A qualification issued by the IMC (worldwide) is called the Certified Management Consultant (CMC) and held in similar esteem to the CFE in franchising. It is only granted to experienced consultants who demonstrate the correct process in the projects they undertake.

 

How do you choose a consultant?

You want to engage a consultant who has the qualifications, expertise and experience to solve your issues. Value is the key to hiring a consultant, both in what they can deliver to you in terms of benefits, compared to the costs they incur to you. Think in terms of dollar benefit compared to the price. If all you are concerned about is the cost side of the equation, then remember you get monkeys if you pay peanuts. If you wish to ask for a quote, just make sure you are comparing like to like. It is very easy for someone to hang up a shingle and claim they are a consultant (at a low cost) and can do everything!

 

I also suggest you think of your lawyers and accountants as consultants. It amazes me how we will be talking to a client, and when asked about their lawyers, we hear they are using their local suburban lawyer - this to me would be similar to asking a divorce lawyer to handle your commercial franchise agreement. In my past life in Caltex as a property manager, it always annoyed me when a lessor would use his suburban lawyer to try and re-write the lease document or the franchise agreement, that was the standard from the Law Institute or stipulated by Government decree.

 

Specialist franchising lawyers and franchising accountants are there to handle franchise issues.

 

Another area you may want to ask a consultant about is, do they have suitable Professional Indemnity Insurance and Public Liability Insurance? If there is a problem based on advice or actions you have taken following a consultant's recommendations that have cost you a large amount of money, you may want to seek legal recourse.

 

How do you brief a consultant?

My suggestion is to have a list of what you wish to achieve. That may be broad things like:

 

  • Find me suitable locations to open new stores
  • New marketing image
  • Develop our strategic plan
  • Establish our territory planning correctly
  • Improve revenue
  • Improve our website
  • Implement a process for site selection
  • Reduce risk from legal issues
  • Develop an online operations manual

 

These may come from your business plan, a strengths, weaknesses, opportunities and threats (SWOT) analysis, or just areas that you see are causing problems in your business

 

Once you know the areas you need assistance in, construct a simple brief, possibly with some measurable achievements:

 

  • Implement a local marketing campaign where we expect five per cent coupon returns
  • Improve revenue by 20 per cent average within 12 months
  • Achieve 10 per cent improvement in mystery shopper score for my site.

 

This is often a process more about educating yourself on what you want to achieve, rather than just saying to a consultant “fix everything”.

 

How do you engage a consultant?

Once you have it clearly in your mind what you wish to achieve, then it is the consultant's job to convince you that they can do it, and meet your expectations in a timely, and cost-effective manner.

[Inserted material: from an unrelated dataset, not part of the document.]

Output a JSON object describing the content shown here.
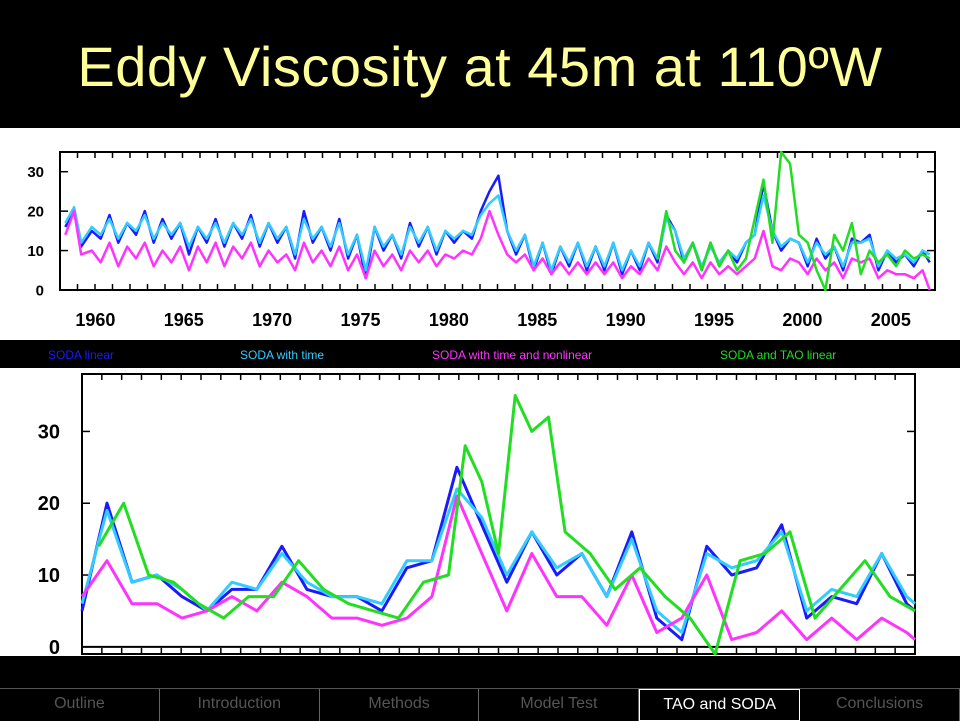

This may involve replying to your brief, forwarding a proposal which may include references and relevant experience in similar jobs, and who will be engaged on your project, and their experience and qualifications.

Once you are satisfied that this will achieve your aims, then you engage the consultant to undertake the specified work that has been agreed on.

 

Summary

Engaging a consultant is a balance between benefits they can achieve for your business, and cost or risk reduction for your business. Having a clear idea in what you want to achieve, you can brief the consultant, and measure their performance for your business. Don’t be misled by low costs, under qualified and inexperienced consultants.

The consultant you engage must be of value to your business, so select well, as they can generate good money for your business, and in some cases, turn your business completely around for the better.